Empresas tradicionais encaram a crise com expansão por franquias

 Sorvetes Rochinha apostou na consolidação do setor de franchising, abriu nove lojas em um ano e aposta em grande mercado para 2017

Se 2016 não foi um bom ano para muitos setores, em outros, a consolidação de alguns modelos de negócios cresceu, equem aproveitou para se tornar franqueador(a) não se arrepende. É o caso da Sorvetes Rochinha, uma empresa com mais de 30 anos de mercado. Após um período de profissionalização do negócio, iniciou seu processo de franchising no ano passado. Hoje, na contramão da crise, já conta com cinco lojas franqueadas, uma na capital paulista e quatro no litoral de São Paulo, e seis microfranquias em shoppings nos estados de São Paulo e Paraná, além da Food Kombi. “Iniciamos 2016 com o objetivo de ter cinco lojas e microfranquias até dezembro, para começarmos esse primeiro ano de operações. Deu certo e estamos fechando com onze negócios: cinco lojas de rua e seis microfranquias – o Quiosque Rochinha”, revela Lupercio Moraes, sócio diretor da marca.
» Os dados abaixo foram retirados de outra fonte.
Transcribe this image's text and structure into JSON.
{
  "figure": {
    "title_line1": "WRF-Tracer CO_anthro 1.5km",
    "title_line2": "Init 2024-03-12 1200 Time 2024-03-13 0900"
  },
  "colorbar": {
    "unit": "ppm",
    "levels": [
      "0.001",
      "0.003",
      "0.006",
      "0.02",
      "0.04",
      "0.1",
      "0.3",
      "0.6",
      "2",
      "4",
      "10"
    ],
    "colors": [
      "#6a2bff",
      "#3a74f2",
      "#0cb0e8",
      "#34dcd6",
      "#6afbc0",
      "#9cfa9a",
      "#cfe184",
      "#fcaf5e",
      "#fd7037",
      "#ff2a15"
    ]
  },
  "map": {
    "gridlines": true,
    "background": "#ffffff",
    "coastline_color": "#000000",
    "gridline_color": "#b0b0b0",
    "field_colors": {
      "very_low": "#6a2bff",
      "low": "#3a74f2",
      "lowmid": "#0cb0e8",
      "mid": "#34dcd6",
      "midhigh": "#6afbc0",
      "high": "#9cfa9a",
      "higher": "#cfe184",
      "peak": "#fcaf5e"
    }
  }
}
A grande sacada da Sorvetes Rochinha foi não temer o ano de crise. A perspectiva da empresa é chegar a 24 negócios nos estados em que já atuam, como São Paulo, Rio de Janeiro, Paraná e Santa Catarina. Segundo Moraes, o sonho de ter um negócio próprio e a procura por modelos de franquias que cabem no bolso ajudou a alavancar o cenário. “Temos modelos a partir de R$ 109,5 mil reais que podem ir até R$ 250 mil. Varia do que o empreendedor procura e esse é um diferencial que oferecemos. A ideia é crescer, mas, principalmente, fazer com que o franqueado tenha segurança com uma estrutura consolidada como a nossa”, explica Moraes.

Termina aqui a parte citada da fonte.